What volume of 3.16 M HNO3 is required to
prepare 524 mL of a 0.2 M HNO3 solution?
Answer in units of mL.
524 mL = 0.524 L
mols you need = M x L = 0.2 x 0.524 = 0.104
Then M = mols/L or
3.16M = 0.104/L so L = 0.104/3.16 = 0.03316 L or 33.16 mL.
We're allowed only three significant figures; therefore, I would round that to 33.2 mL.
You may find it easier to use the dilution formula.
c1v1 = c2v2
0.2 x 524 = 3.16 x v2
v2 = (0.2*524/3.16) = 33.2 mL.
How many moles do you want? That's M x L = ?
Then M HNO3 = mols HNO3/L HNO3. You know M and mols. Solve for L and convert to mL.
Not even close. Post your work and I'll find your error.

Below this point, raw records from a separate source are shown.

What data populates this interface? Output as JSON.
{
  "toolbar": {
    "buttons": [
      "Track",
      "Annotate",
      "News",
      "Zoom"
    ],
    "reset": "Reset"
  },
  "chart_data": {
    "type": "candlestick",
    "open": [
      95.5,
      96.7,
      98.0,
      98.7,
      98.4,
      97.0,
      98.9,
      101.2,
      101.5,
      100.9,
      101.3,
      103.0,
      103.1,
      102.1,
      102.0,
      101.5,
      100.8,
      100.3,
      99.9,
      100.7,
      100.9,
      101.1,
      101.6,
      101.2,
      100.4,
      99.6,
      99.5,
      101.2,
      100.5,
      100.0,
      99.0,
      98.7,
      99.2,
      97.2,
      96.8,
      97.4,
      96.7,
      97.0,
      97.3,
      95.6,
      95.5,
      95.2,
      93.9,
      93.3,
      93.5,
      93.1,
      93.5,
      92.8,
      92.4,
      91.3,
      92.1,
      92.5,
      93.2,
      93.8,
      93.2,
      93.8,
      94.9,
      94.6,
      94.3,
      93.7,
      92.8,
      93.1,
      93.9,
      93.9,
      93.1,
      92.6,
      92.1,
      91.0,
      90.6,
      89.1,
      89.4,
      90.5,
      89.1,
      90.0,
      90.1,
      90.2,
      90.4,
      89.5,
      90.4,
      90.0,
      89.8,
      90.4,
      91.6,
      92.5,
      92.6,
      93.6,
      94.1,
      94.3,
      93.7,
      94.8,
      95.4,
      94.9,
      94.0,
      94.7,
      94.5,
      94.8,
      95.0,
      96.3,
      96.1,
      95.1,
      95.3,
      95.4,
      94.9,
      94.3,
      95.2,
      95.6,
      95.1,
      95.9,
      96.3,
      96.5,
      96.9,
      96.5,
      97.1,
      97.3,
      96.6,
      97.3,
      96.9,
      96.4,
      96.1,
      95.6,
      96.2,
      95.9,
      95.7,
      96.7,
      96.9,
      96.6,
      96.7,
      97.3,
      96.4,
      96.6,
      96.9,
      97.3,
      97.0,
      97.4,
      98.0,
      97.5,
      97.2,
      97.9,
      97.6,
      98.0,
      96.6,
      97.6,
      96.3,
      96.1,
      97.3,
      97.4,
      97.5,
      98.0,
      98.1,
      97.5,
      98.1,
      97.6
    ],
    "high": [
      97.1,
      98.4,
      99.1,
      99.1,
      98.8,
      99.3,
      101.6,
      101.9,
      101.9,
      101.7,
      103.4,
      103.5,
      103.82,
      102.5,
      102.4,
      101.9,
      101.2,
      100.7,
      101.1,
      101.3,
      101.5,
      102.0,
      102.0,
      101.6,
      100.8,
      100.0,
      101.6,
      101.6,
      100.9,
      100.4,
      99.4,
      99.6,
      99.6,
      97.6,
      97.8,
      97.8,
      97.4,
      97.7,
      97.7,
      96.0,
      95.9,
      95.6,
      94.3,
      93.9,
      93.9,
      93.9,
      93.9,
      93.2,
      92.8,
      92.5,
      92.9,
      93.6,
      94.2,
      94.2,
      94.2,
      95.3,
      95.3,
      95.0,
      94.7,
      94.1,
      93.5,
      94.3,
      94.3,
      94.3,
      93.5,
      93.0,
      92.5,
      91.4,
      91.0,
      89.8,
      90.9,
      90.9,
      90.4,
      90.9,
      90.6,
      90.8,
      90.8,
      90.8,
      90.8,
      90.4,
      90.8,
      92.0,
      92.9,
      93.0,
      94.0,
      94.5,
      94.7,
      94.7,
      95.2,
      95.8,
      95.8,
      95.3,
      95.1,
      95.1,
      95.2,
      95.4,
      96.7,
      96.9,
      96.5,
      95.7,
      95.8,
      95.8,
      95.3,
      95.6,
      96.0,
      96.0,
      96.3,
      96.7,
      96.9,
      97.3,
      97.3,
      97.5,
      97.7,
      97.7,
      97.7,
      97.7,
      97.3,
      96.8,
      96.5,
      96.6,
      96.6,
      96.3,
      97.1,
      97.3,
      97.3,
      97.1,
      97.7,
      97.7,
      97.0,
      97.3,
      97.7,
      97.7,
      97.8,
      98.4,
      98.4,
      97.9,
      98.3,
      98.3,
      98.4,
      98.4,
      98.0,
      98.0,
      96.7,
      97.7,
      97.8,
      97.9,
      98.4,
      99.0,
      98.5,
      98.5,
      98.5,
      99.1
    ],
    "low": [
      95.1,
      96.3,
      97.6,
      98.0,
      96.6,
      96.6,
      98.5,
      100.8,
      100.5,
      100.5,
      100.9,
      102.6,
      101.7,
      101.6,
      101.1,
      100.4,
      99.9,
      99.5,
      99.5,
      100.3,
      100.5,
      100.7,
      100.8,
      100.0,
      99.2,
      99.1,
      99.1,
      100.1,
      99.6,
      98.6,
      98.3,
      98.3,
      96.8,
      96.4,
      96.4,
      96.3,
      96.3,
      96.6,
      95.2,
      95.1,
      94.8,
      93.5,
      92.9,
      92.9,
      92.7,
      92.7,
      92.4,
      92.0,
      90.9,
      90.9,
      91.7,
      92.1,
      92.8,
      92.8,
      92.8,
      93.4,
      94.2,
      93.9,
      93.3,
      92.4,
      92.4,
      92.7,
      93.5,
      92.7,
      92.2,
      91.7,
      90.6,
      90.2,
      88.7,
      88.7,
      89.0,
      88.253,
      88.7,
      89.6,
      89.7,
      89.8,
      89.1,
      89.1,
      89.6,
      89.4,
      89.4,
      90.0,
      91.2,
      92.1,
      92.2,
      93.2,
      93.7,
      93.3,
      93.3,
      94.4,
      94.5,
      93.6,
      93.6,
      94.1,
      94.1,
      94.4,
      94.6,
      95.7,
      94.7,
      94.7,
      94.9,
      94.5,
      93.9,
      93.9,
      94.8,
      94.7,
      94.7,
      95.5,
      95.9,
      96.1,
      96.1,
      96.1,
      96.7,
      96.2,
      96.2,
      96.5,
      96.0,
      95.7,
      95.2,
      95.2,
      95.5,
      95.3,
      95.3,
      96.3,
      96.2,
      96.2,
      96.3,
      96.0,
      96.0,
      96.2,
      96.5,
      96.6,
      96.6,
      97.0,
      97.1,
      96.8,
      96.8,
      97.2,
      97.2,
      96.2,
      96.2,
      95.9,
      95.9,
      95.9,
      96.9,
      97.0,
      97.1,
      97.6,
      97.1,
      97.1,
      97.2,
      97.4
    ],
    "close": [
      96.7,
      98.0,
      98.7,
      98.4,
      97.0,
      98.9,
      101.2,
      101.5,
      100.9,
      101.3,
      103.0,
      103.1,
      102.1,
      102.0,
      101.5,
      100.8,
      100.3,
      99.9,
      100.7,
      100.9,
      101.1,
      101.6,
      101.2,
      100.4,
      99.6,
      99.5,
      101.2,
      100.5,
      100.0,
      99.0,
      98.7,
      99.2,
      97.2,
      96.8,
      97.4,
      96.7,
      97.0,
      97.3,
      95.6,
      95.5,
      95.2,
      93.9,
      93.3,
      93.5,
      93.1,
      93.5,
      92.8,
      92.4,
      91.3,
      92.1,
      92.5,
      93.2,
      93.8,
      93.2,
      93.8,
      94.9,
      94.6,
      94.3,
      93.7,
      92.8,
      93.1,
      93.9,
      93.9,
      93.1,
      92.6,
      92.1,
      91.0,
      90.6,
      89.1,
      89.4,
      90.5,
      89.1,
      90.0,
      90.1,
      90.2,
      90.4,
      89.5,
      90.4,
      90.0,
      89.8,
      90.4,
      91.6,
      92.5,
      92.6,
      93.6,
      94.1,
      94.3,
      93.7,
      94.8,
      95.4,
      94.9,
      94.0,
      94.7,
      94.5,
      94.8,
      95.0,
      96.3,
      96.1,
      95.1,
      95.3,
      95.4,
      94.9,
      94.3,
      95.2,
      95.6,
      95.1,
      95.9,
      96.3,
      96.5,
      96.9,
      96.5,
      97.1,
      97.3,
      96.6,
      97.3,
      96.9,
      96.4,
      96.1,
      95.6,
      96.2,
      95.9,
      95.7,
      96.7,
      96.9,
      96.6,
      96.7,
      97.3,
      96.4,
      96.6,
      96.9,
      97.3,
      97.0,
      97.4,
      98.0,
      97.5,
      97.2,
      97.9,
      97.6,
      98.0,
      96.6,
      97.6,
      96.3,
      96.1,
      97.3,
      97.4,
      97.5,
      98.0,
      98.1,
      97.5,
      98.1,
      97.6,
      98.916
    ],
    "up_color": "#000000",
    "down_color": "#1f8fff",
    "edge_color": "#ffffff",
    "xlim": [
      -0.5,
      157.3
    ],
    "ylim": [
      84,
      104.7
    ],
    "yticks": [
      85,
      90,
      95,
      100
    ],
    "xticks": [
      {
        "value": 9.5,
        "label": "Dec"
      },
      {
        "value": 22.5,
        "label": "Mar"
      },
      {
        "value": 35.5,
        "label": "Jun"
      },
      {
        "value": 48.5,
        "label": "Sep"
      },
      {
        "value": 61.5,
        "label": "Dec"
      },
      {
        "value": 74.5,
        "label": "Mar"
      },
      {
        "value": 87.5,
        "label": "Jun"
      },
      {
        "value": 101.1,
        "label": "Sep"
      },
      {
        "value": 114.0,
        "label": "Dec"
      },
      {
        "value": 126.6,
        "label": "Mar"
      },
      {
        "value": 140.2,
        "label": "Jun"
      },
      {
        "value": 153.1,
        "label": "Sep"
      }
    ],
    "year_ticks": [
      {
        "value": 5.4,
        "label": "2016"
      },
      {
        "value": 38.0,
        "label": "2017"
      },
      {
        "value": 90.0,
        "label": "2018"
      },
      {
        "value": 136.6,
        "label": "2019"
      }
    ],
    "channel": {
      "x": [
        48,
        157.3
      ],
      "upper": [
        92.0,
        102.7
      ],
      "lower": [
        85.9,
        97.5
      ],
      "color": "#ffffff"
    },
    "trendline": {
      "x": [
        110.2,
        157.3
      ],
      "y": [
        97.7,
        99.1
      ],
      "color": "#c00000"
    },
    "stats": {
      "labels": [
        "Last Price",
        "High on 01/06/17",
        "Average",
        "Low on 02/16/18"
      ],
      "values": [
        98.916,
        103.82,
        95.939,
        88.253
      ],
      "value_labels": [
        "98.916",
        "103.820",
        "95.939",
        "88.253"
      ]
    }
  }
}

I converted my 524ml to liters so that became 524000. Then I did 3.16x1655.84. Then converted back to liters. But i just realized i skipped a step, but I don't understand where I get the numbers at for that.
thanks cheers mate that was helpful for me good job
To calculate the volume of a solution needed, you can use the formula:
(V1)(C1) = (V2)(C2)
Where:
V1 is the volume of the initial solution
C1 is the concentration of the initial solution
V2 is the volume of the final solution
C2 is the concentration of the final solution
In this case, we are looking for V1, the volume of the 3.16 M nitric acid (HNO3) solution. We know:
V2 = 524 mL (the final volume of the solution)
C2 = 0.2 M (the final concentration of the solution)
C1 = 3.16 M (the initial concentration of the solution)
Now we can substitute these values and solve for V1:
(V1)(3.16 M) = (524 mL)(0.2 M)
Simplifying the equation:
V1 = (524 mL)(0.2 M) / (3.16 M)
Calculating the volume:
V1 = 33.1 mL
Therefore, you will need 33.1 mL of the 3.16 M HNO3 solution to prepare 524 mL of a 0.2 M HNO3 solution.